ANP是由心房肌细胞合成并释放的肽类激素；BNP由心室肌细胞合成，心室负荷和室壁张力改变是刺激BNP分泌的主要条件。肌球蛋白是心肌粗细肌丝的主要成分，由两条重链（α-MHC和-MHC）和两对轻链构成。当心肌肥厚时，-MHC mRNA 表达明显增强，α-MHC向-MHC转化，因此-MHC是心肌肥厚的一个重要的标志性基因［7］。有研究发现不同心肌肥厚模型的基因表达谱存在差异［8］。TAC模型小鼠心肌肥厚有早期的代偿性向心性肥厚和晚期的失代偿性离心性肥大及心力衰竭两个阶段，在早期代偿性心肌肥厚的进程中，磷酸化细胞外调节蛋白激酶（The extracellular signal-regulated kinases 1/2，ERK1/2）被激活［9］。ISO属于β受体激动剂，激活交感神经系统，有研究发现ISO模型中磷酸化氨基末端蛋白激酶（Phospho-c-Jun-NH2-terminal-Kinase，P-JNK）等增加［10］。ERK1/2和JNK是MAPK信号通路中的两种分支，提示TAC模型和ISO模型可能通过MAPK家族信号通路中不同分支通路，导致心肌肥厚。

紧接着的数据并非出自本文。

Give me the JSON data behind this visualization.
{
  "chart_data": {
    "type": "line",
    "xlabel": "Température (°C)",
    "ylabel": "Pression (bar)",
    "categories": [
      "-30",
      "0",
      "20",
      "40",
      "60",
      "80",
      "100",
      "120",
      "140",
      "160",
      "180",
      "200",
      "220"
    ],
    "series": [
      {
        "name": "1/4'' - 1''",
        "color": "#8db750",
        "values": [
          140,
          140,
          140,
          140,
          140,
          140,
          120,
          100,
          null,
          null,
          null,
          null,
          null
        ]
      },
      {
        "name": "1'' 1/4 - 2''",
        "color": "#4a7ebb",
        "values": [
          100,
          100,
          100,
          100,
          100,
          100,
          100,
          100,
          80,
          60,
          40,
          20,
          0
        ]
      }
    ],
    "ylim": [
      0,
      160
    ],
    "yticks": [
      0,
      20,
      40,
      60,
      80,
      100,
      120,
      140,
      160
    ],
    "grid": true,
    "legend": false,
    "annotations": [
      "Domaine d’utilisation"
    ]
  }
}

作者建立的Dysbindin转基因小鼠，含有cTNT启动子，具有心脏特异性表达，可用于心脏模型的研究。Dysbindin是富含心肌闭锁连接蛋白-1相关蛋白（Myocardium-enriched zonula occludens-1-associated protein，Myozap）的分子伴侣，参与Rho相关的血清反应因子（Rho-dependent serum response factor，SRF）和ERK1/2介导的心肌肥厚，在心肌细胞信号转导中起重要作用［11］。ERK1/2功能和细胞增殖分化有关，ERK1/2活化是将信号从细胞膜表面受体转导至核的关键。其上游信号是Ras/Raf蛋白，该MAPK分支信号通路Ras/Raf-MEK-ERK中关键因子有Ras、Raf、MEK1/2、ERK1/2蛋白，任何一种蛋白功能异常会导致细胞生长分化异常。本研究结果提示，Dysbindin转基因小鼠对于ISO和TAC诱导心肌肥厚均有减轻作用，除BNP表达外，差异均有统计学意义。Dysbindin转基因小鼠在ISO和TAC诱导心肌肥厚模型中作用机制尚不明，可能与MAPK信号通路有关，具体待进一步研究证实。